Der Rabatt gilt nicht für Verbindungen zu anderen Anbietern im Rahmen des Call-by-Call oder bei Voreinstellung des Telefonanschlusses auf einen alternativen Anbieter (Preselection) oder bestimmten Spezialtarifen der Telekom. Ebenso gibt es keine Vergünstigung für die Grundgebühr oder für Anrufe zu Sonderrufnummern und in Mobilfunknetze. Der Sozialtarif ist auch nicht möglich bei Pauschaltarifen (Flatrate), zum Beispiel bei sogenannten Komplettpaketen. Den Sozialtarif bekommen Betroffene zunächst für maximal 3 Jahre, BaföG-Empfänger nur für ein Jahr.

So stellen Sie einen Antrag

Verbraucher:innen, die die Voraussetzungen für den Sozialtarif erfüllen, können bei der Telekom Deutschland GmbH einen Antrag auf Gebührenermäßigung stellen. Dazu benötigen sie nur die entsprechenden Nachweise: BaföG-Bescheid bzw. Bescheinigung über Rundfunkbeitragsbefreiung oder Schwerbehinderung. Die Befreiung von der Rundfunkbeitragspflicht bescheinigt der ARD, ZDF und Deutschlandradio-Beitragsservice. Rechtzeitig vor Ablauf der Bewilligungsfristen sollten Betroffene einen Verlängerungsantrag stellen. Wenn die Voraussetzungen für den Sozialtarif wegfallen, müssen Kunden die Telekom Deutschland GmbH darüber sofort informieren.

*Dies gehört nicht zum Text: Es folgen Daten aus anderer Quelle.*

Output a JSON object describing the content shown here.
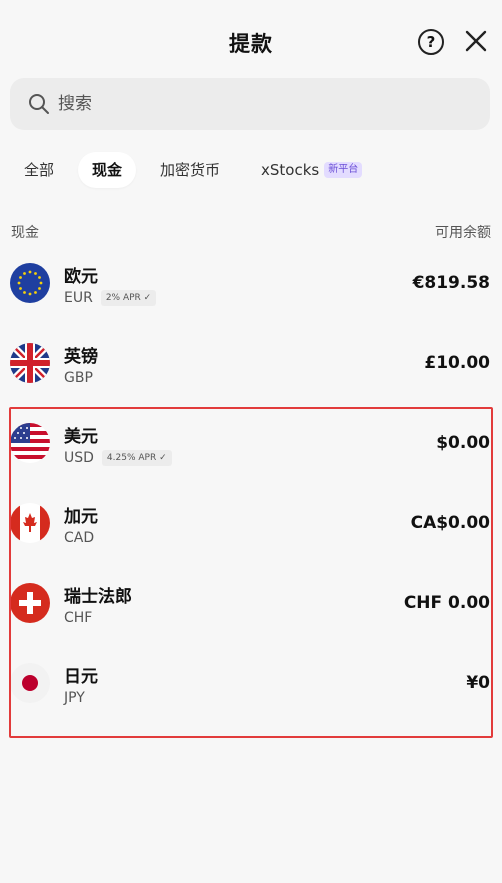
{
  "header": {
    "title": "提款",
    "help_icon": "?",
    "close_label": "close"
  },
  "search": {
    "placeholder": "搜索"
  },
  "tabs": [
    {
      "label": "全部",
      "active": false
    },
    {
      "label": "现金",
      "active": true
    },
    {
      "label": "加密货币",
      "active": false
    },
    {
      "label": "xStocks",
      "active": false,
      "badge": "新平台"
    }
  ],
  "list_header": {
    "left": "现金",
    "right": "可用余额"
  },
  "currencies": [
    {
      "name": "欧元",
      "code": "EUR",
      "apr": "2% APR ✓",
      "amount": "€819.58",
      "flag": "eu-flag-icon"
    },
    {
      "name": "英镑",
      "code": "GBP",
      "amount": "£10.00",
      "flag": "uk-flag-icon"
    },
    {
      "name": "美元",
      "code": "USD",
      "apr": "4.25% APR ✓",
      "amount": "$0.00",
      "flag": "us-flag-icon"
    },
    {
      "name": "加元",
      "code": "CAD",
      "amount": "CA$0.00",
      "flag": "canada-flag-icon"
    },
    {
      "name": "瑞士法郎",
      "code": "CHF",
      "amount": "CHF 0.00",
      "flag": "swiss-flag-icon"
    },
    {
      "name": "日元",
      "code": "JPY",
      "amount": "¥0",
      "flag": "japan-flag-icon"
    }
  ],
  "colors": {
    "highlight": "#e23b3b",
    "badge_bg": "#e3dcff",
    "badge_text": "#6a4ed6"
  }
}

Warum er sich nicht für jeden lohnt

Ein Flatrate-Tarif bei der Telekom oder einem anderen Anbieter kann günstiger sein als ein Telefonvertrag bei der Telekom mit Sozialtarif. Das gilt besonders dann, wenn Sie viel telefonieren.

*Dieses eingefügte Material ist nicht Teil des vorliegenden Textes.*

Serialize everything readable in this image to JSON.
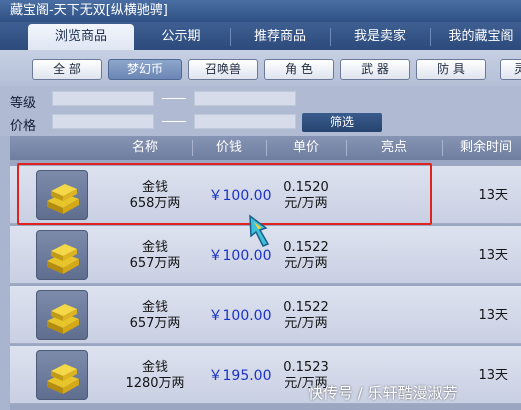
{
  "window": {
    "title": "藏宝阁-天下无双[纵横驰骋]"
  },
  "tabs": [
    {
      "label": "浏览商品",
      "active": true
    },
    {
      "label": "公示期",
      "active": false
    },
    {
      "label": "推荐商品",
      "active": false
    },
    {
      "label": "我是卖家",
      "active": false
    },
    {
      "label": "我的藏宝阁",
      "active": false
    }
  ],
  "categories": [
    {
      "label": "全 部",
      "active": false
    },
    {
      "label": "梦幻币",
      "active": true
    },
    {
      "label": "召唤兽",
      "active": false
    },
    {
      "label": "角 色",
      "active": false
    },
    {
      "label": "武 器",
      "active": false
    },
    {
      "label": "防 具",
      "active": false
    },
    {
      "label": "灵",
      "active": false
    }
  ],
  "filter": {
    "level_label": "等级",
    "price_label": "价格",
    "button_label": "筛选"
  },
  "table": {
    "headers": [
      "名称",
      "价钱",
      "单价",
      "亮点",
      "剩余时间"
    ],
    "rows": [
      {
        "name_line1": "金钱",
        "name_line2": "658万两",
        "price": "￥100.00",
        "unit_line1": "0.1520",
        "unit_line2": "元/万两",
        "highlight": "",
        "time": "13天"
      },
      {
        "name_line1": "金钱",
        "name_line2": "657万两",
        "price": "￥100.00",
        "unit_line1": "0.1522",
        "unit_line2": "元/万两",
        "highlight": "",
        "time": "13天"
      },
      {
        "name_line1": "金钱",
        "name_line2": "657万两",
        "price": "￥100.00",
        "unit_line1": "0.1522",
        "unit_line2": "元/万两",
        "highlight": "",
        "time": "13天"
      },
      {
        "name_line1": "金钱",
        "name_line2": "1280万两",
        "price": "￥195.00",
        "unit_line1": "0.1523",
        "unit_line2": "元/万两",
        "highlight": "",
        "time": "13天"
      }
    ]
  },
  "watermark": "快传号 / 乐轩酷漫淑芳",
  "colors": {
    "price": "#1b34c4",
    "highlight_box": "#e0231e",
    "tab_bar": "#2f5083"
  }
}
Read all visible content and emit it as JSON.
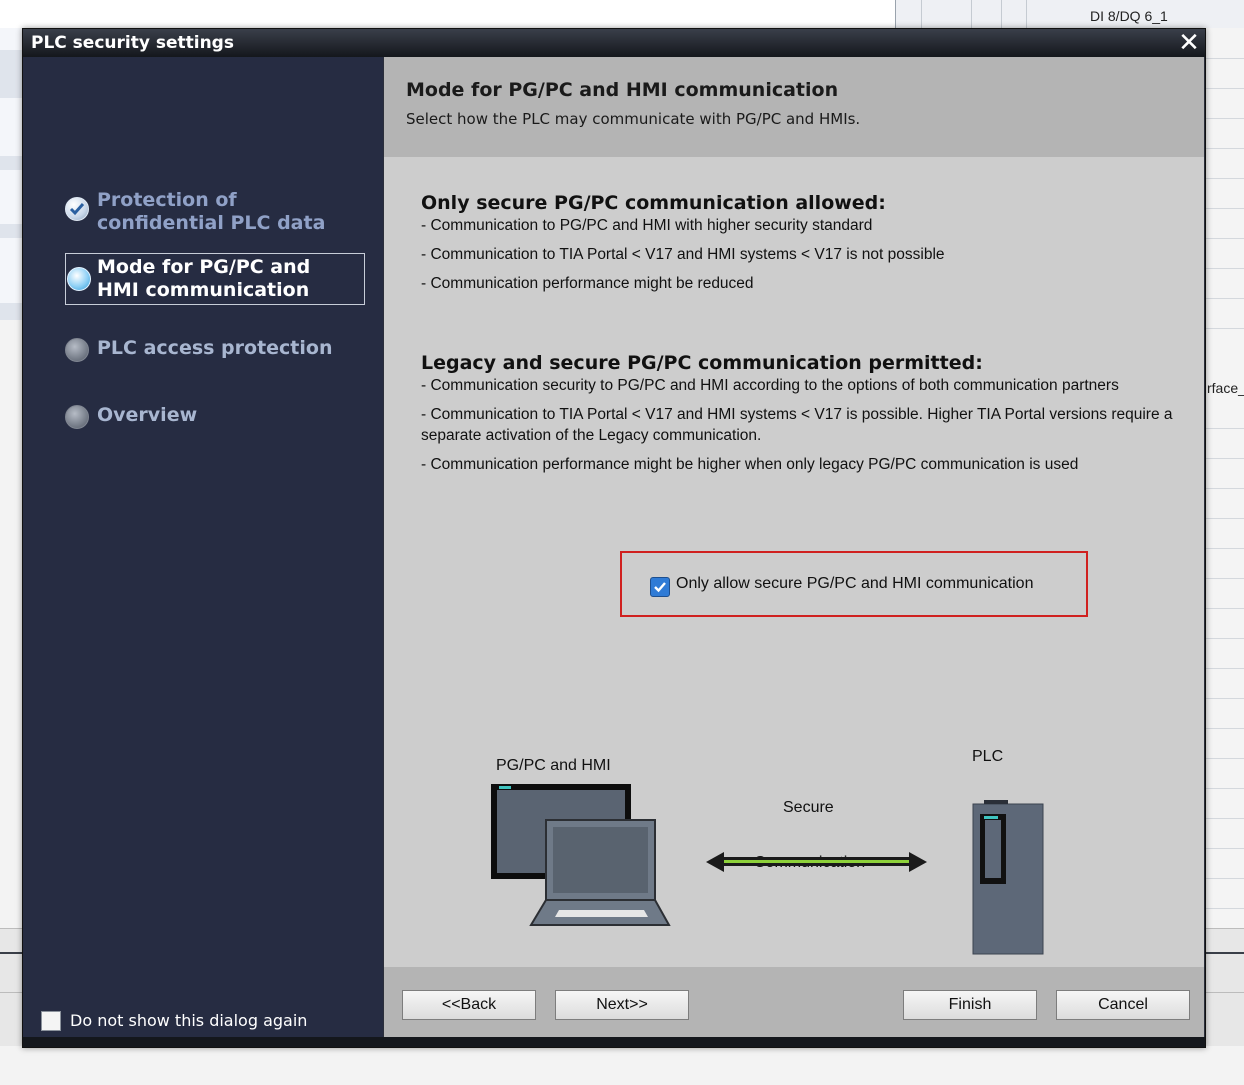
{
  "background": {
    "table_cell_label": "DI 8/DQ 6_1",
    "right_label": "rface_"
  },
  "dialog": {
    "title": "PLC security settings",
    "close_symbol": "✕"
  },
  "nav": {
    "items": [
      {
        "label": "Protection of confidential PLC data",
        "state": "done"
      },
      {
        "label": "Mode for PG/PC and HMI communication",
        "state": "active"
      },
      {
        "label": "PLC access protection",
        "state": "todo"
      },
      {
        "label": "Overview",
        "state": "todo"
      }
    ],
    "dont_show_label": "Do not show this dialog again",
    "dont_show_checked": false
  },
  "header": {
    "title": "Mode for PG/PC and HMI communication",
    "subtitle": "Select how the PLC may communicate with PG/PC and HMIs."
  },
  "secure_section": {
    "heading": "Only secure PG/PC communication allowed:",
    "lines": [
      "- Communication to PG/PC and HMI with higher security standard",
      "- Communication to TIA Portal < V17 and HMI systems < V17 is not possible",
      "- Communication performance might be reduced"
    ]
  },
  "legacy_section": {
    "heading": "Legacy and secure PG/PC communication permitted:",
    "lines": [
      "- Communication security to PG/PC and HMI according to the options of both communication partners",
      "- Communication to TIA Portal < V17 and HMI systems < V17 is possible. Higher TIA Portal versions require a separate activation of the Legacy communication.",
      "- Communication performance might be higher when only legacy PG/PC communication is used"
    ]
  },
  "secure_checkbox": {
    "label": "Only allow secure PG/PC and HMI communication",
    "checked": true
  },
  "diagram": {
    "left_label": "PG/PC and HMI",
    "right_label": "PLC",
    "arrow_top": "Secure",
    "arrow_bottom": "Communication"
  },
  "footer": {
    "back": "<<Back",
    "next": "Next>>",
    "finish": "Finish",
    "cancel": "Cancel"
  },
  "colors": {
    "nav_bg": "#262c42",
    "content_bg": "#cdcdcd",
    "highlight_border": "#d0201f",
    "link_green": "#8dd13a"
  }
}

Die Verbraucherzentralen empfehlen: Prüfen Sie selbst, welche Lösung für Sie günstiger ist. Überlegen Sie, wie viel Sie etwa im Monat telefonieren. Berechnen Sie damit aus Grundgebühr und Minutenpreis beim Telekom-Tarif Ihre voraussichtlichen Kosten und ziehen Sie die 6,94 oder 8,72 Euro Vergünstigung aus dem Sozialtarif ab. Diese monatlichen Kosten können Sie mit Flatrates der Telekom oder anderer Anbieter vergleichen.